Dans le projet de stratégie d'État pour la prévention et la lutte contre le terrorisme pour les cinq prochaines années, le gouvernement du Kosovo a identifié les groupes, organisations et mouvements qui promeuvent le séparatisme, qui se concentrent principalement dans le nord peuplé à majorité serbe. Selon le document, ces organisations sont parfois prédisposées à recourir à la violence pour atteindre des objectifs politiques et provoquer des incidents interethniques.
Le terrorisme à motivation nationaliste figure parmi les principales menaces pour la sécurité du Kosovo, indique le projet de nouvelle stratégie d'État pour la prévention et la lutte contre le terrorisme 2023-2028. Dans le document élaboré par le ministère de l'Intérieur, pour lequel les consultations publiques ont pris fin vendredi, il ressort clairement que les groupes, mouvements et organisations, sans distinction, visent à déstabiliser la situation sécuritaire, l'ordre démocratique et la cohésion sociale. La principale référence du document concerne les relations entre Albanais et Serbes, à savoir les intentions de provoquer des incidents interethniques.
"En ce qui concerne le terrorisme nationaliste, malgré tous les progrès réalisés dans les relations interethniques entre les deux plus grandes communautés de la République du Kosovo, les tensions restent présentes et il existe des groupes, des mouvements et des organisations, qui, de temps à autre, sont prédisposés à recourir à la violence pour atteindre des objectifs politiques, ainsi qu'à provoquer des incidents interethniques, parfois avec le soutien de pays tiers", écrit-il dans le projet de stratégie. "Les groupes, organisations et mouvements qui promeuvent le séparatisme sont principalement liés aux développements politiques que la République du Kosovo a traversés au cours de son parcours dans le processus de construction de l'État et se concentrent actuellement principalement dans le nord du pays, mais avec une tendance pour s'étendre à d'autres régions du pays ».
Les représentants de la société civile qui ont participé aux discussions sur la stratégie affirment qu'il y a une augmentation de l'extrémisme de droite et que le gouvernement a donc bien fait d'inclure cet aspect.

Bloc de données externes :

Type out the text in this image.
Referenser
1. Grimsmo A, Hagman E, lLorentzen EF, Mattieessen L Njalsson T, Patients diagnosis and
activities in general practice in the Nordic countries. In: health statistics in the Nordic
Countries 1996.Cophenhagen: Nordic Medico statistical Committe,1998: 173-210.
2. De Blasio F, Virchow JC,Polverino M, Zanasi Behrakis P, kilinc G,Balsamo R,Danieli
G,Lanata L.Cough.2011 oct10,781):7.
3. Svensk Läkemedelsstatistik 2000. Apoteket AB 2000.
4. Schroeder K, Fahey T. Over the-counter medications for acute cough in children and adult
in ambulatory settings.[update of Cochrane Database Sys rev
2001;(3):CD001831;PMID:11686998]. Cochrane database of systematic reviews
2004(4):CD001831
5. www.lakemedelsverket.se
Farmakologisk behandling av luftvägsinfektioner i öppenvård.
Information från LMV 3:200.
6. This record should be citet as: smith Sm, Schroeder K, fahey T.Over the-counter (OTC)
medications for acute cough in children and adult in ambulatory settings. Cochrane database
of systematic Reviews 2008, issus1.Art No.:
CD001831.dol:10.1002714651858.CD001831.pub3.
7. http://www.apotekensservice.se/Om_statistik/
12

"C'est l'une des bonnes actions qui ont été entreprises dans le cadre de cette stratégie, car d'autres types d'extrémisme dans les stratégies passées, mis à part celui à origine religieuse, n'ont pas été correctement pris en compte. Nous constatons aujourd’hui une augmentation du nombre de groupes aux convictions extrémistes qui trouvent leur origine et leur fondement dans des récits nationalistes. Il y a aussi une augmentation de l'extrémisme de droite, peut-être pas typique de cette aile, mais le discours cultivé par ces groupes est également observé parmi différents individus et groupes au Kosovo", a déclaré Shpat Balaj, chercheur au Centre kosovar d'études de sécurité ( QKSS). "Ils constituent certainement l'un des principaux risques que présente le Kosovo en termes d'extrémisme violent et, en tant que tels, ils nécessitent une réponse adéquate et une approche stratégique pour prévenir et combattre le problème de la bonne manière".

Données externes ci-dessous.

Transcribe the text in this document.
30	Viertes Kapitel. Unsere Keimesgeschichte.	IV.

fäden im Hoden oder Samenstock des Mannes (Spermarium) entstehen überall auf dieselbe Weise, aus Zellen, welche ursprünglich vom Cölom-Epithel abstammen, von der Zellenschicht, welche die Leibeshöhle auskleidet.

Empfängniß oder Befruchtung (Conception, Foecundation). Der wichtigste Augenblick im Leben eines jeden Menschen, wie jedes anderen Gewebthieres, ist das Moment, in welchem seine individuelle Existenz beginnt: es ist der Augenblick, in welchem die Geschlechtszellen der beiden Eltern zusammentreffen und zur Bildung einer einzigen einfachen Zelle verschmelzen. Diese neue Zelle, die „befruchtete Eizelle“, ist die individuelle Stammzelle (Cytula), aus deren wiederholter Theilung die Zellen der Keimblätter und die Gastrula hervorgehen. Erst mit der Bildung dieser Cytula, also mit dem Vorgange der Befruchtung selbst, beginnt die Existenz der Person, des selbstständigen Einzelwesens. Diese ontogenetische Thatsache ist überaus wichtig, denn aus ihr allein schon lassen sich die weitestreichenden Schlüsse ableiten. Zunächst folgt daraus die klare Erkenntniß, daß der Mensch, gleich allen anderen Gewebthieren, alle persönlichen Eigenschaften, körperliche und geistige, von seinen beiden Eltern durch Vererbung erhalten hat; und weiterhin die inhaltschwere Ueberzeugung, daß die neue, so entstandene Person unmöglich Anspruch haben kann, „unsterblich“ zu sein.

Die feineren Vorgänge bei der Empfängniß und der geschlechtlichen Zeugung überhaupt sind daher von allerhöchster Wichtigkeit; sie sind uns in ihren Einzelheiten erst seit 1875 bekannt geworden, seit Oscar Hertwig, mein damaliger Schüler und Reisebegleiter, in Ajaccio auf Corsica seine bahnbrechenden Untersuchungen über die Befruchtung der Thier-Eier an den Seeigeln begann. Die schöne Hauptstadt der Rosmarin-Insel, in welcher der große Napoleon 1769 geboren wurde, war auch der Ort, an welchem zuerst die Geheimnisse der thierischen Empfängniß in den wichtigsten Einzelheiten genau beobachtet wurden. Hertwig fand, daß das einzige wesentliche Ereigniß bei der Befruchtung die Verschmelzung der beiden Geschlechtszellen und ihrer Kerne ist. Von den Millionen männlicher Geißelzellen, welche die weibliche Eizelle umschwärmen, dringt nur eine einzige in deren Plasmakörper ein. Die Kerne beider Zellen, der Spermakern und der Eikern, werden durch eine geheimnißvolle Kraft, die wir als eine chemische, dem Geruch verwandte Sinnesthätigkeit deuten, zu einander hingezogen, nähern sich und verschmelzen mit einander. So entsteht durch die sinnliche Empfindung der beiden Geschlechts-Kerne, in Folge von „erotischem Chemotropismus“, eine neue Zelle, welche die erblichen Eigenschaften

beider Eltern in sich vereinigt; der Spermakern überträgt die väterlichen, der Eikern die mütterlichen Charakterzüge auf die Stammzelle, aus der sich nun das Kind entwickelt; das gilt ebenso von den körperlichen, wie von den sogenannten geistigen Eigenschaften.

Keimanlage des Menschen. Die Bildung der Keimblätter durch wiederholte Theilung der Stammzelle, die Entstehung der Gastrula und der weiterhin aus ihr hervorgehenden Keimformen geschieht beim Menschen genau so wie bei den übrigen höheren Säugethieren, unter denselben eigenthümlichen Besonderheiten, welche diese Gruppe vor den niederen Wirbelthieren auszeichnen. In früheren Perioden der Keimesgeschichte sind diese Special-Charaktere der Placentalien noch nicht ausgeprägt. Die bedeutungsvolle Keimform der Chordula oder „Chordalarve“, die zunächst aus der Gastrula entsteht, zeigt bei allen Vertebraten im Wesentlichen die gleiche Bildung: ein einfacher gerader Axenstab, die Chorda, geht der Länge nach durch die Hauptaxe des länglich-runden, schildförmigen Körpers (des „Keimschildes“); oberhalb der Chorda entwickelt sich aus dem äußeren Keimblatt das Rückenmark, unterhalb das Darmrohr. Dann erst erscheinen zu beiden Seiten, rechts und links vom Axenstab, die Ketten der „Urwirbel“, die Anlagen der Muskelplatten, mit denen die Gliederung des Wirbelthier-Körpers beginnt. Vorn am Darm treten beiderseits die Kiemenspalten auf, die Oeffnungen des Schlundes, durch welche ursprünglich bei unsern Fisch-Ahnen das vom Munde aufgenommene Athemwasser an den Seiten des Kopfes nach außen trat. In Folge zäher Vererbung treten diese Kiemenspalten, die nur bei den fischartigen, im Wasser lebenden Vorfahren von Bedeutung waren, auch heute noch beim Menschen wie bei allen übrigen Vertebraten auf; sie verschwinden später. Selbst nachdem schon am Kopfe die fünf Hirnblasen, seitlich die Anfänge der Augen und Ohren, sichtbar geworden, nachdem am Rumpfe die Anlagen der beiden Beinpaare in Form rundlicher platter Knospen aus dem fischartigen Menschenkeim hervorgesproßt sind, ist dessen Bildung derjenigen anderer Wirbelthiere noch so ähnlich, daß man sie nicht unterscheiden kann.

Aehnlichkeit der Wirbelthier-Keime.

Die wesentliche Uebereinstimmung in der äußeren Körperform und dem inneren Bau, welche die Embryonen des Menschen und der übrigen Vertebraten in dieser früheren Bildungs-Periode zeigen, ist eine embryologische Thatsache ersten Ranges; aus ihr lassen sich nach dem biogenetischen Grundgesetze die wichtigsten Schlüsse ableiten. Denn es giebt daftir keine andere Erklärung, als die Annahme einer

Selon Balaj, il n'est pas nécessaire de mentionner dans la stratégie les noms des organisations ayant de telles tendances.
"Cependant, il est difficile de remarquer quels sont ces groupes car il y a plusieurs individus qui participent dans le nord, notamment dans différents groupes. Il convient donc d’apprécier qu’il soit inclus et traité de manière plus approfondie. Ceux qui motivent ce type d’extrémisme dans le nord ont également un caractère étatique, et l’Église orthodoxe serbe a également un rôle à jouer. Le Kosovo doit donc adopter une approche bien conçue afin d'éviter que ces groupes gagnent du terrain et risquent de déstabiliser le pays", a souligné Balaj.
Organisations soupçonnées d'être dans le Nord
Bien que les dirigeants de l'État ne soient pas mentionnés dans la stratégie, ils ont dans certains cas mis en avant les organisations qui étaient présentes dans le nord, peuplé à majorité serbe, au moment où les manifestants dressaient des barricades dans les rues.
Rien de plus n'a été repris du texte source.